DE WERELD NU

De Rijksbegroting

Het is al weer een paar jaar geleden dat ik die eens nauwkeurig heb doorgelezen. En dat viel me niet mee. Wat me er vooral van is bijgebleven, is dat te veel net zo erg is als te weinig.

De berg aan irrelevante en ongeorganiseerde gegevens die over je wordt uitgestort in de rijksbegroting kan geen zinnige basis zijn voor discussie en dat is zij ook niet. De Kamer discussieert over de miljoenennota en over het lijstje met cijfers en feiten dat er aan is gehecht. Het wetsontwerp waar de kamer in hoofdstukken over debatteert en stemt is onleesbaar, ik denk eigenlijk ook voor degenen die het hebben opgesteld.

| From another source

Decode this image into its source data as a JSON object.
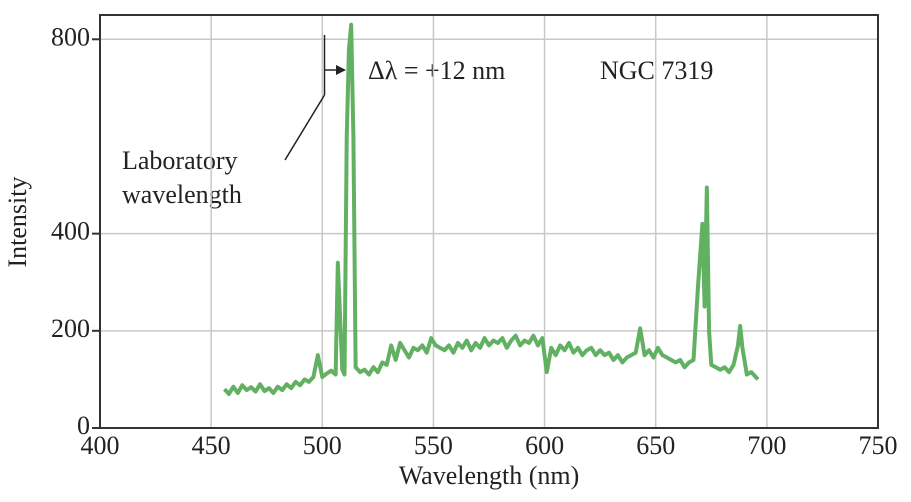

Wie probeert uit te vinden wat de in de begroting van onderwijs de uitgaven zijn die aan management worden besteed in verhouding tot de lerarensalarissen, om maar een voorbeeld te geven, die komt van een koude kermis thuis. Hij vindt het niet, ook niet met de bijgeleverde zoekmachine en via het internet. Wie wil weten waar het geld op de begroting voor ontwikkelingshulp daadwerkelijk aan besteed wordt, vindt het ook niet. Dit zijn maar voorbeelden maar het geldt heel algemeen. De rijksbegroting is onleesbaar en het systeem ervan zou grondig op de helling moeten.

Wie het handzame boekje De Samenvatting van de Rijksbegroting er op na slaat wordt ook niet veel wijzer. Hij leest wat de rijksoverheid aan ons kwijt wil qua informatie, maar komt over de daadwerkelijke besteding van de overheidsgelden niet veel meer te weten. Wel over de beleidsvoornemens.

Er zijn zes pijlers voor het beleid. Ik citeer:

Pijler 1 Een actieve internationale en Europese rol

Pijler 2 Een innovatieve, concurrerende en ondernemende economie

Pijler 3 Een duurzame leefomgeving

Pijler 4 Sociale samenhang

Pijler 5 Veiligheid, stabiliteit en respect

Pijler 6 Overheid en dienstbare publieke sector.

Die pijler 6 is een beetje een verkeerde naam. Bedoeld is “grotere dienstbaarheid van de overheid en de publieke sector aan de burger” als beleidsprioriteit. Dat blijkt uit de nadere toelichting die weer in zeven onderdelen is verdeeld. De – toenmalige – kabinetsdoelstellingen waren:

  1. Een slagvaardige, integere en divers samengestelde (rijks)overheid.
  2. Het verbeteren van de bestuurlijke verhoudingen.
  3. De publieke dienstverlening merkbaar verbeteren.
  4. Koninkrijksrelaties.
  5. Een rechtvaardig en effectief asiel- en migratiebeleid.
  6. Een bloeiend cultureel leven.
  7. Een modern medialandschap.

Het gaat denk ik om de punten 1 en 2 en wat daar uit moet voortvloeien is verbetering bij de pijlers 2, 3, 4 en 5, maar hoe en wanneer, dat blijkt nergens uit.

De Nederlandse overheid functioneert niet goed zei Pim Fortuijn bij voortduring. Het staat er ongeveer zo bij als in de nadagen van de Republiek van de Zeven Provinciën, zei hij en hij had wel gelijk.

De inrichting van de departementen dateert van vóór Thorbecke en is nooit grondig op de helling geweest In de bijna twee eeuwen die de overheidsorganisatie nu bestaat is er nooit iets fundamenteels veranderd. Als er nieuwe taken en problemen kwamen dan werden ze op de bestaande gestapeld en de ministeries zijn als gevolg daarvan organisatorische doolhoven geworden. De regering, maar ook de secretarissen generaal en de directeuren generaal weten er de weg niet meer en bemoeien zich vrijwel uitsluitend met een klein plukje ambtenaren dat ze om zich heen verzameld hebben. De rest doet zijn dagelijks werk praktisch zonder toezicht van boven af. Echt regeren met deze apparaten is niet meer mogelijk.

Dat de regering daadwerkelijk leiding gaf aan de overheid is verleden tijd. Men reageert op wat door de publiciteit aan de orde wordt gesteld en dat is het zo ongeveer. Voor de rest doet de overheid maar zo’n beetje op eigen houtje en die democratische controle van het parlement is schone schijn.